The menu at Leila is a perfect example of the savory, yet simple tastes that describe Lebanese cooking. It is broken down into cold and hot mezze (appetizers), entrees, desserts and coffee. A menu where Muhammara meets Mjaddara, and Falafel is faced with Fattoush. There were familiar dishes as well as items unknown to me. Flavors I’ve tasted before accompanied by recipes of new, uncharted territory. It was the perfect dinner with great company, good conversation, and many new memories.

Fattoush

Cucumber, tomato, pita, za’atar. Classic fattousch. I liked that everything was diced up small. I end up spending 5 minutes or so cutting up my salad so I appreciated this. A chopped fattousch salad, if you will.

Tip: get a side order of the Lebanese rice and mix it up!

Baba Ghanouj

Eggplant puree, pomegranate seeds. Flavor wise, this was good. Smoky, with a hint of tartness from the pomegranate seed. Texture wise, I wish this was a little bit more pureed.

Falafal

Chickpea, fava, spices, garlic sauce, garnished with pickled turnips. One of my favorites! The falafel was seasoned well, perfectly crispy on the outside and soft and tender on the inside. It held its shape and didn’t crumble when I broke it apart with my fork (as some do).
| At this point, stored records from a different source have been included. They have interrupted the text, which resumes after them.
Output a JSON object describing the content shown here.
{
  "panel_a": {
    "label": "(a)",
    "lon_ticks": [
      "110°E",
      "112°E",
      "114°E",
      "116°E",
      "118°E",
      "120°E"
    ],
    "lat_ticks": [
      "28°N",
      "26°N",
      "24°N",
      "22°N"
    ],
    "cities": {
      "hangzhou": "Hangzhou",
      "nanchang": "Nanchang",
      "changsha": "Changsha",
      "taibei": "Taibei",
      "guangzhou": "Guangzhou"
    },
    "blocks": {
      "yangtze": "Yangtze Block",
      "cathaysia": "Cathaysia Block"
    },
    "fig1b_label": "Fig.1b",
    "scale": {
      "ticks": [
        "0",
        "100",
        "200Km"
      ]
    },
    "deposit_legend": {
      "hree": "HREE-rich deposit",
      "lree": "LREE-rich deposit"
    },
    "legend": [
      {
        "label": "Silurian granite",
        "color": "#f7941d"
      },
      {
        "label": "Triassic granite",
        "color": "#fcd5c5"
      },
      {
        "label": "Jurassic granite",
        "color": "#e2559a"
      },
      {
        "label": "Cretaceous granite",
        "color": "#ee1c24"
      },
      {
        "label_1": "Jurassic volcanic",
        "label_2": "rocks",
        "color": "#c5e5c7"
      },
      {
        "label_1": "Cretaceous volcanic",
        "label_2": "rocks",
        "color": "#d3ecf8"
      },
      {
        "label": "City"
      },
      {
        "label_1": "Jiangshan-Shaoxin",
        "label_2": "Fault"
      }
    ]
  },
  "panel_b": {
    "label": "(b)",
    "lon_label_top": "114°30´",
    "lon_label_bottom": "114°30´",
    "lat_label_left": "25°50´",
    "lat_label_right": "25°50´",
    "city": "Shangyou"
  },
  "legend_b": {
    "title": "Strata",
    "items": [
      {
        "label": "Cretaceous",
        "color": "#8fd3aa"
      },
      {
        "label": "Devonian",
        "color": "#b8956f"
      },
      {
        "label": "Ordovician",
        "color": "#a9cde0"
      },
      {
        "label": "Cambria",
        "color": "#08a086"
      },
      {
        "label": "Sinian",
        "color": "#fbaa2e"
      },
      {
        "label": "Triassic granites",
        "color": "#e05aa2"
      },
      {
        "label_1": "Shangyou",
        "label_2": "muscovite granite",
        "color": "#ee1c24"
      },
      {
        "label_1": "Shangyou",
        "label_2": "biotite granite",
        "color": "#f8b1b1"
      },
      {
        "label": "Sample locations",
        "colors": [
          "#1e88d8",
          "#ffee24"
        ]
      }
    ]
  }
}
That garlic sauce, though! Sooo good.

Haloumi

Slow roasted tomato, dukkha (fusion of nuts, seeds, herbs, and spices). The grilled haloumi was delicious with the dukkha. I’ve never had dukkha before, but I liked it. The spiced nuttiness paired well with the grilled haloumi.

Confit Garlic

Tomato, pomegranate molasses. This is exactly what you think it is, huge cloves of delicious roasted garlic. The pomegranate molasses was subtle and the tomato added sweetness. Nothing like roasted garlic smeared all over warm pita that just came out of the wood fired grill.

Batata Hara

Crispy potato, spices. I really liked these potatoes. Crispy on the outside and tender and soft on the inside. Thinly sliced, jalapeno and cilantro sprinkled throughout the potatoes really added a nice fresh kick of spice.

Overall, Leila was enjoyable. The food was delicious and the space was nice. Dim lighting, clean and sophisticated, yet welcoming decor. The bar at Leila is the center, focal point of the dining room. The open kitchen is in the back, facing the rest of the restaurant. The first thing I spotted was the wood fired grill cranking out hot batches of fresh homemade pita. If you haven’t visited Leila yet, stop in and say Hello. You will feel right at home.